Evaluate the integral. \( \int_{3 \pi / 2}^{2 \pi} 45 \sin ^{2} x \cos ^{3} x d x \) \( 2 \pi / 2 \sin ^{2} x \cos ^{3} x d x=6 \) \( ( \) Simplify your answer, including any radicals. Use integers or fractions for any numbers in the expression.) \( 2 \pi \)

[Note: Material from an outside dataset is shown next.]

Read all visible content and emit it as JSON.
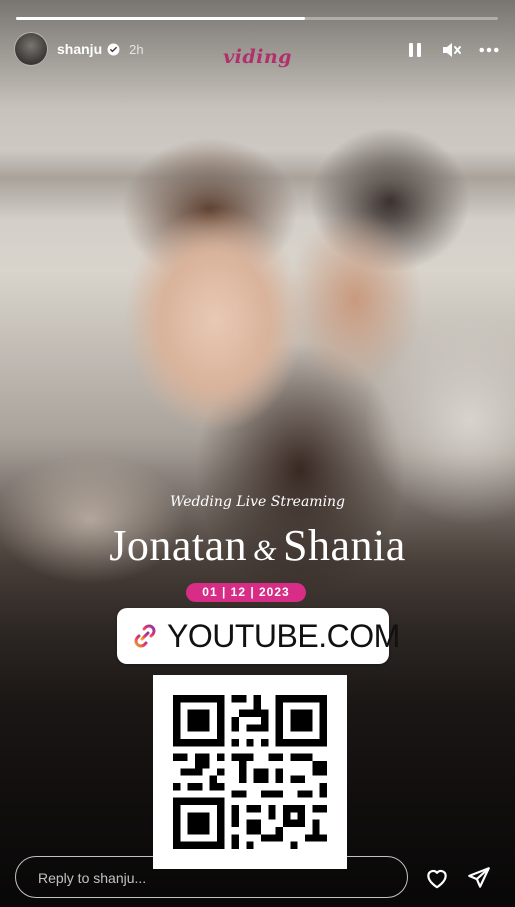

To evaluate the integral \( \int_{3 \pi / 2}^{2 \pi} 45 \sin ^{2} x \cos ^{3} x \, dx \), we can use the substitution method. Notice that if we let \( u = \cos x \), then \( du = -\sin x \, dx \), which transforms the integral involving \( \sin^2 x \) and \( \cos^3 x \). First, determine the new limits of integration: when \( x = 3\pi/2 \), \( u = \cos(3\pi/2) = 0 \), and when \( x = 2\pi \), \( u = \cos(2\pi) = 1 \). The integral becomes: \[ \int_{0}^{1} 45 (1 - u^2)(u^3)(-du) = 45 \int_{0}^{1} (u^3 - u^5) \, du \] Now we can integrate: \[ 45 \left[ \frac{u^4}{4} - \frac{u^6}{6} \right]_{0}^{1} = 45 \left( \frac{1}{4} - \frac{1}{6} \right) = 45 \left( \frac{3}{12} - \frac{2}{12} \right) = 45 \cdot \frac{1}{12} = \frac{45}{12} = \frac{15}{4} \] Thus, the value of the integral is: \[ \frac{15\pi}{4} \] This means the correct answer, simplified (as integers or fractions), is \( \frac{45}{12} \) or \( 3.75 \) if that's what you prefer! Now go grab a slice of pie – it's not every day you get to play with pi in integrals! Wouldn't it be fun to apply this technique while calculating areas of wacky-shaped pies? It's integral to your pastry endeavors!